Oleksandra Oliynykova is the rare top-50 pro who built her career almost entirely on the dirt before the WTA tier ever noticed. Born on January 3, 2001, in Kyiv, she was introduced to tennis at age five by her father, Denis, who remains her main coach. Her family relocated to Croatia as political refugees when she was 11, and she represented Croatia in junior competitions before switching to Ukraine in February 2022. Economic constraints delayed her full-time commitment, forcing side jobs to cover expenses until 2023, when she finally went all-in on tennis.
The 25-year-old right-hander is a clay specialist in the most literal sense — a counterpuncher who wins by extending rallies rather than ending them. She is not built for highlight reels; she is built to win ugly, stretch matches, and punish impatience, and on slower courts she is a real problem. The serve is a non-weapon — she averages just 0.7 aces per match — so the damage comes off the return and in the legs. At Challenger/ITF level she's 254-115 (68.8%) on clay against 10-16 on hard, a split that tells you everything about where she lives.
The breakthrough came late and fast. She won seven titles in a single year — four ITF events and three WTA 125s — jumping nearly 200 ranking spots. First came Tolentino over Nuria Brancaccio, then Tucumán over Mayar Sherif, then Copa Chile over Léolia Jeanjean, pushing her to a top-100 debut at No. 95 on November 24, 2025. She made her Grand Slam main-draw debut at the Australian Open, drawn against defending champion Madison Keys. At the Transylvania Open she beat Xinyu Wang to reach her first WTA Tour semifinal, falling to Emma Raducanu.

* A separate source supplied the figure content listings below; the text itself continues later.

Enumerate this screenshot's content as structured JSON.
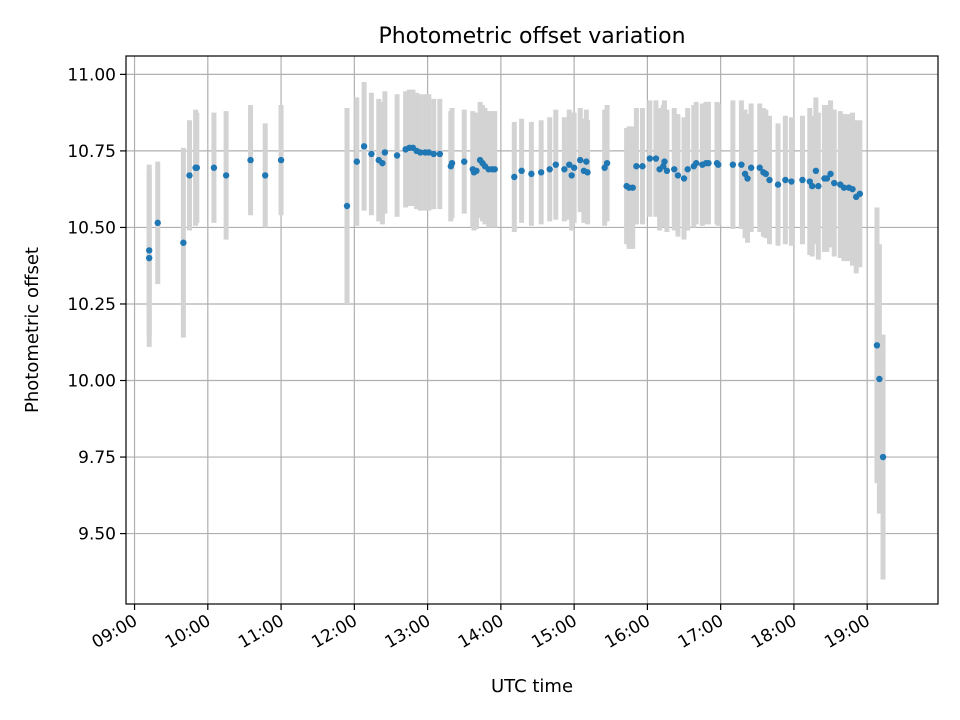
{
  "chart_data": {
    "type": "scatter",
    "title": "Photometric offset variation",
    "xlabel": "UTC time",
    "ylabel": "Photometric offset",
    "xlim": [
      "08:53",
      "19:58"
    ],
    "ylim": [
      9.27,
      11.06
    ],
    "x_ticks": [
      "09:00",
      "10:00",
      "11:00",
      "12:00",
      "13:00",
      "14:00",
      "15:00",
      "16:00",
      "17:00",
      "18:00",
      "19:00"
    ],
    "y_ticks": [
      "9.50",
      "9.75",
      "10.00",
      "10.25",
      "10.50",
      "10.75",
      "11.00"
    ],
    "grid": true,
    "errorbar_color": "#d3d3d3",
    "marker_color": "#1f77b4",
    "points": [
      {
        "x": "09:12",
        "y": 10.425,
        "err": 0.28
      },
      {
        "x": "09:12",
        "y": 10.4,
        "err": 0.29
      },
      {
        "x": "09:19",
        "y": 10.515,
        "err": 0.2
      },
      {
        "x": "09:40",
        "y": 10.45,
        "err": 0.31
      },
      {
        "x": "09:45",
        "y": 10.67,
        "err": 0.18
      },
      {
        "x": "09:50",
        "y": 10.695,
        "err": 0.19
      },
      {
        "x": "09:51",
        "y": 10.695,
        "err": 0.18
      },
      {
        "x": "10:05",
        "y": 10.695,
        "err": 0.18
      },
      {
        "x": "10:15",
        "y": 10.67,
        "err": 0.21
      },
      {
        "x": "10:35",
        "y": 10.72,
        "err": 0.18
      },
      {
        "x": "10:47",
        "y": 10.67,
        "err": 0.17
      },
      {
        "x": "11:00",
        "y": 10.72,
        "err": 0.18
      },
      {
        "x": "11:54",
        "y": 10.57,
        "err": 0.32
      },
      {
        "x": "12:02",
        "y": 10.715,
        "err": 0.21
      },
      {
        "x": "12:08",
        "y": 10.765,
        "err": 0.21
      },
      {
        "x": "12:14",
        "y": 10.74,
        "err": 0.2
      },
      {
        "x": "12:20",
        "y": 10.72,
        "err": 0.2
      },
      {
        "x": "12:23",
        "y": 10.71,
        "err": 0.2
      },
      {
        "x": "12:25",
        "y": 10.745,
        "err": 0.2
      },
      {
        "x": "12:35",
        "y": 10.735,
        "err": 0.2
      },
      {
        "x": "12:42",
        "y": 10.755,
        "err": 0.19
      },
      {
        "x": "12:45",
        "y": 10.76,
        "err": 0.19
      },
      {
        "x": "12:48",
        "y": 10.76,
        "err": 0.19
      },
      {
        "x": "12:51",
        "y": 10.75,
        "err": 0.19
      },
      {
        "x": "12:54",
        "y": 10.745,
        "err": 0.19
      },
      {
        "x": "12:58",
        "y": 10.745,
        "err": 0.19
      },
      {
        "x": "13:01",
        "y": 10.745,
        "err": 0.19
      },
      {
        "x": "13:05",
        "y": 10.74,
        "err": 0.18
      },
      {
        "x": "13:10",
        "y": 10.74,
        "err": 0.18
      },
      {
        "x": "13:19",
        "y": 10.7,
        "err": 0.18
      },
      {
        "x": "13:20",
        "y": 10.71,
        "err": 0.18
      },
      {
        "x": "13:30",
        "y": 10.715,
        "err": 0.17
      },
      {
        "x": "13:37",
        "y": 10.69,
        "err": 0.19
      },
      {
        "x": "13:38",
        "y": 10.68,
        "err": 0.19
      },
      {
        "x": "13:40",
        "y": 10.685,
        "err": 0.19
      },
      {
        "x": "13:43",
        "y": 10.72,
        "err": 0.19
      },
      {
        "x": "13:45",
        "y": 10.71,
        "err": 0.19
      },
      {
        "x": "13:47",
        "y": 10.7,
        "err": 0.19
      },
      {
        "x": "13:50",
        "y": 10.69,
        "err": 0.19
      },
      {
        "x": "13:53",
        "y": 10.69,
        "err": 0.19
      },
      {
        "x": "13:55",
        "y": 10.69,
        "err": 0.19
      },
      {
        "x": "14:11",
        "y": 10.665,
        "err": 0.18
      },
      {
        "x": "14:17",
        "y": 10.685,
        "err": 0.17
      },
      {
        "x": "14:25",
        "y": 10.675,
        "err": 0.17
      },
      {
        "x": "14:33",
        "y": 10.68,
        "err": 0.17
      },
      {
        "x": "14:40",
        "y": 10.69,
        "err": 0.17
      },
      {
        "x": "14:45",
        "y": 10.705,
        "err": 0.18
      },
      {
        "x": "14:52",
        "y": 10.69,
        "err": 0.17
      },
      {
        "x": "14:56",
        "y": 10.705,
        "err": 0.18
      },
      {
        "x": "14:58",
        "y": 10.67,
        "err": 0.18
      },
      {
        "x": "15:00",
        "y": 10.695,
        "err": 0.18
      },
      {
        "x": "15:05",
        "y": 10.72,
        "err": 0.17
      },
      {
        "x": "15:08",
        "y": 10.685,
        "err": 0.17
      },
      {
        "x": "15:10",
        "y": 10.715,
        "err": 0.17
      },
      {
        "x": "15:11",
        "y": 10.68,
        "err": 0.17
      },
      {
        "x": "15:25",
        "y": 10.695,
        "err": 0.19
      },
      {
        "x": "15:27",
        "y": 10.71,
        "err": 0.19
      },
      {
        "x": "15:43",
        "y": 10.635,
        "err": 0.19
      },
      {
        "x": "15:45",
        "y": 10.63,
        "err": 0.2
      },
      {
        "x": "15:48",
        "y": 10.63,
        "err": 0.2
      },
      {
        "x": "15:51",
        "y": 10.7,
        "err": 0.19
      },
      {
        "x": "15:56",
        "y": 10.7,
        "err": 0.19
      },
      {
        "x": "16:02",
        "y": 10.725,
        "err": 0.19
      },
      {
        "x": "16:07",
        "y": 10.725,
        "err": 0.19
      },
      {
        "x": "16:10",
        "y": 10.69,
        "err": 0.2
      },
      {
        "x": "16:13",
        "y": 10.7,
        "err": 0.2
      },
      {
        "x": "16:14",
        "y": 10.715,
        "err": 0.2
      },
      {
        "x": "16:16",
        "y": 10.685,
        "err": 0.2
      },
      {
        "x": "16:22",
        "y": 10.69,
        "err": 0.2
      },
      {
        "x": "16:25",
        "y": 10.67,
        "err": 0.2
      },
      {
        "x": "16:30",
        "y": 10.66,
        "err": 0.2
      },
      {
        "x": "16:33",
        "y": 10.69,
        "err": 0.2
      },
      {
        "x": "16:38",
        "y": 10.7,
        "err": 0.2
      },
      {
        "x": "16:40",
        "y": 10.71,
        "err": 0.2
      },
      {
        "x": "16:45",
        "y": 10.705,
        "err": 0.2
      },
      {
        "x": "16:48",
        "y": 10.71,
        "err": 0.2
      },
      {
        "x": "16:50",
        "y": 10.71,
        "err": 0.2
      },
      {
        "x": "16:57",
        "y": 10.71,
        "err": 0.2
      },
      {
        "x": "16:58",
        "y": 10.705,
        "err": 0.2
      },
      {
        "x": "17:10",
        "y": 10.705,
        "err": 0.21
      },
      {
        "x": "17:17",
        "y": 10.705,
        "err": 0.21
      },
      {
        "x": "17:20",
        "y": 10.675,
        "err": 0.21
      },
      {
        "x": "17:22",
        "y": 10.66,
        "err": 0.21
      },
      {
        "x": "17:25",
        "y": 10.695,
        "err": 0.21
      },
      {
        "x": "17:32",
        "y": 10.695,
        "err": 0.21
      },
      {
        "x": "17:35",
        "y": 10.68,
        "err": 0.21
      },
      {
        "x": "17:37",
        "y": 10.675,
        "err": 0.21
      },
      {
        "x": "17:40",
        "y": 10.655,
        "err": 0.21
      },
      {
        "x": "17:47",
        "y": 10.64,
        "err": 0.2
      },
      {
        "x": "17:53",
        "y": 10.655,
        "err": 0.21
      },
      {
        "x": "17:58",
        "y": 10.65,
        "err": 0.21
      },
      {
        "x": "18:07",
        "y": 10.655,
        "err": 0.21
      },
      {
        "x": "18:13",
        "y": 10.65,
        "err": 0.24
      },
      {
        "x": "18:15",
        "y": 10.635,
        "err": 0.23
      },
      {
        "x": "18:18",
        "y": 10.685,
        "err": 0.24
      },
      {
        "x": "18:20",
        "y": 10.635,
        "err": 0.24
      },
      {
        "x": "18:25",
        "y": 10.66,
        "err": 0.24
      },
      {
        "x": "18:27",
        "y": 10.66,
        "err": 0.24
      },
      {
        "x": "18:30",
        "y": 10.675,
        "err": 0.24
      },
      {
        "x": "18:33",
        "y": 10.645,
        "err": 0.24
      },
      {
        "x": "18:38",
        "y": 10.64,
        "err": 0.24
      },
      {
        "x": "18:41",
        "y": 10.63,
        "err": 0.24
      },
      {
        "x": "18:45",
        "y": 10.63,
        "err": 0.24
      },
      {
        "x": "18:48",
        "y": 10.625,
        "err": 0.25
      },
      {
        "x": "18:51",
        "y": 10.6,
        "err": 0.25
      },
      {
        "x": "18:54",
        "y": 10.61,
        "err": 0.24
      },
      {
        "x": "19:08",
        "y": 10.115,
        "err": 0.45
      },
      {
        "x": "19:10",
        "y": 10.005,
        "err": 0.44
      },
      {
        "x": "19:13",
        "y": 9.75,
        "err": 0.4
      }
    ]
  }
}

The 2026 clay swing is where she's cashed in. At the Italian Open she logged her first WTA 1000 win over Petra Martić, advanced when Clara Tauson retired, and lost to Linda Nosková in the third round. She then reached the French Open third round, where a three-set win over Kimberly Birrell preceded a loss to Diana Shnaider. The ranking now sits at a career-high No. 51.